Ringfort (Rath), Affouley, Co. Kerry
Co. Kerry |
Ringforts
Most ringforts announce themselves readily enough, rising from fields as grassy platforms with banks still a metre or two high.
The rath at Affouley in north Kerry does almost the opposite. It has been so thoroughly levelled over time that it is barely perceptible at ground level, a ghostly impression in low-lying land rather than anything you would confidently call a monument.

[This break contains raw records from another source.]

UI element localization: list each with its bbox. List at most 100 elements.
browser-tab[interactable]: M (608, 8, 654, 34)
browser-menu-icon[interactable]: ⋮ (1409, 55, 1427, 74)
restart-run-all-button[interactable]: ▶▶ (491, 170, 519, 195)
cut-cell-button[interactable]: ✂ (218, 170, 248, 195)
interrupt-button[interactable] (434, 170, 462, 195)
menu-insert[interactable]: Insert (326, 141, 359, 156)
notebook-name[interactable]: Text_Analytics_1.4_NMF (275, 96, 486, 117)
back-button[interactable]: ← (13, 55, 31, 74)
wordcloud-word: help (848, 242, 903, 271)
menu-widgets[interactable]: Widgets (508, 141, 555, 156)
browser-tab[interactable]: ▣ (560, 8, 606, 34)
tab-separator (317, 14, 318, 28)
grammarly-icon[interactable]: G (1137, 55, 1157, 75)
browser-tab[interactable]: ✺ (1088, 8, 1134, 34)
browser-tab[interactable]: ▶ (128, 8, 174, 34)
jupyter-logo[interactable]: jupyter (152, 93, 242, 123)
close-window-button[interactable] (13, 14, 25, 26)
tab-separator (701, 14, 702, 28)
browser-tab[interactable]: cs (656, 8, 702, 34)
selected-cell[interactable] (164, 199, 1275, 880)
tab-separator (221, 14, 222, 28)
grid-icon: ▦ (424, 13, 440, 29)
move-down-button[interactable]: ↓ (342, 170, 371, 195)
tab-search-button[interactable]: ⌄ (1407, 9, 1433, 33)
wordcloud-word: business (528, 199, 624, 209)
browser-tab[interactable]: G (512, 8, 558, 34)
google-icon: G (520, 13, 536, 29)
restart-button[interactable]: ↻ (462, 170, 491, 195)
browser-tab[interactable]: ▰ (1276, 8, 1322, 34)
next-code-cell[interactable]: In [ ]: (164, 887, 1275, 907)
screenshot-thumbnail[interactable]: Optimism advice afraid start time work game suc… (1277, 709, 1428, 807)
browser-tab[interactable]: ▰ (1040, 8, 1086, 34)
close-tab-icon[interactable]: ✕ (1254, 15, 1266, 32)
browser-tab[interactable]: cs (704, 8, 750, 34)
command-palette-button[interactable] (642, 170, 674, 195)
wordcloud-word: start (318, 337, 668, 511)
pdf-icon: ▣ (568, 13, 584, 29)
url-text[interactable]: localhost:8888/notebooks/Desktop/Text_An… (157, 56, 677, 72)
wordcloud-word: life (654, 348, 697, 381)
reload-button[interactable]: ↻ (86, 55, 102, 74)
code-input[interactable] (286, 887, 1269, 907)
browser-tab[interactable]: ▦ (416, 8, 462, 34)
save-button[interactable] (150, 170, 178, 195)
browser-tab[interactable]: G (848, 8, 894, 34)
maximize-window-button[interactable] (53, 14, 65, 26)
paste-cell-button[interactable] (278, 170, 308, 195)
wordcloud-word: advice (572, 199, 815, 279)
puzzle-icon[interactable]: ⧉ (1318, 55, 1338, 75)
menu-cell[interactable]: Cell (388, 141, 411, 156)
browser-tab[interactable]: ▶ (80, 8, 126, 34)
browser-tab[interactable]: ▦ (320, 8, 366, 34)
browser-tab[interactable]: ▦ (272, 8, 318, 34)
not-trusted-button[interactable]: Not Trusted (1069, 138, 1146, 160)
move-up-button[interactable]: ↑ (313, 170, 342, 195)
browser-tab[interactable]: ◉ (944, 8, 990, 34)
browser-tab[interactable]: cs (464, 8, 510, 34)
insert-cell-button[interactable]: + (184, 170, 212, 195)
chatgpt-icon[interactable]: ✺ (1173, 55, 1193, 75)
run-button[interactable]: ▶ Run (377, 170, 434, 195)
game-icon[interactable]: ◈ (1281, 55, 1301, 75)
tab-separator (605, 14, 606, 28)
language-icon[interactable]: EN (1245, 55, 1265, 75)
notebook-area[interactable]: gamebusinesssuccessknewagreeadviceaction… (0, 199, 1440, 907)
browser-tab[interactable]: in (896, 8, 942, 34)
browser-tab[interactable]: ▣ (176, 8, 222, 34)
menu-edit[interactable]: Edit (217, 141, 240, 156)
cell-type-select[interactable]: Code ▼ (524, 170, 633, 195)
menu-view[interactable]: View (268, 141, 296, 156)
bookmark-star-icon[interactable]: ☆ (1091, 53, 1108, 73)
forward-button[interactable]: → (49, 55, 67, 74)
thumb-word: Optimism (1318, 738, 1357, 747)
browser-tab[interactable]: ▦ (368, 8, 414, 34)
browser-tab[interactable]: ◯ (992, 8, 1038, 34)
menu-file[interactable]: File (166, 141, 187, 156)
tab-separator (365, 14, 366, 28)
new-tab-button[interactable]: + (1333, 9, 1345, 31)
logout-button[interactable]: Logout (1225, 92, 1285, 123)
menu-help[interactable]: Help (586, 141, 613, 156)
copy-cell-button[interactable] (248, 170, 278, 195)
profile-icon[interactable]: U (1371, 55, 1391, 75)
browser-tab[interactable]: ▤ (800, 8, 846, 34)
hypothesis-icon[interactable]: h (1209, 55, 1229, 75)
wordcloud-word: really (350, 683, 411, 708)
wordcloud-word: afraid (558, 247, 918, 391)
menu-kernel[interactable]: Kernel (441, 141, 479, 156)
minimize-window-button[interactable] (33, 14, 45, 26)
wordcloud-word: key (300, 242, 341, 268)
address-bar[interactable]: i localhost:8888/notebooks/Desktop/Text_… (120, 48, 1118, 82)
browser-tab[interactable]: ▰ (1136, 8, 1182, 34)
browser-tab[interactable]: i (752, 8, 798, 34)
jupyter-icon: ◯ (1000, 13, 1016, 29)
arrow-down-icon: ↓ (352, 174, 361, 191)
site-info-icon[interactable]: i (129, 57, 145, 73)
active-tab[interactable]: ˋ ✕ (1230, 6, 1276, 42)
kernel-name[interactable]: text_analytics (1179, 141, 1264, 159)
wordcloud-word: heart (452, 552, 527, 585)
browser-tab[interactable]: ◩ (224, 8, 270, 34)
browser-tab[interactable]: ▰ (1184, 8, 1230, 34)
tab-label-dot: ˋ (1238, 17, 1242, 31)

A rath is an early medieval enclosure, typically dating from roughly the fifth to the twelfth century, formed by an earthen bank and a surrounding ditch, or fosse, used as a defended farmstead or a marker of status in the landscape. The Affouley example is univallate, meaning it has a single bank and ditch rather than the multiple concentric rings seen at more elaborate sites. When surveyed and recorded by C. Toal for the North Kerry Archaeological Survey, published in 1995, the internal diameter measured approximately 27 metres north to south and 26 metres east to west, which is a fairly typical size for a rath of this type. The enclosing bank, originally the defining feature of the site, now rises to just half a metre, and is between eight and nine metres wide at the base, the width suggesting the bank has slumped and spread considerably over the centuries. The external fosse is similarly diminished, running to about two metres across and sitting only 0.6 metres below the level of the surrounding ground.
What makes the site quietly interesting is precisely that near-erasure. The dimensions are still legible, the circular logic of the place still traceable if you know what you are looking for, but the land has done its slow work of reclaiming it. It sits as a faint ring in the low Kerry fields, still mappable, still measurable, but only just there.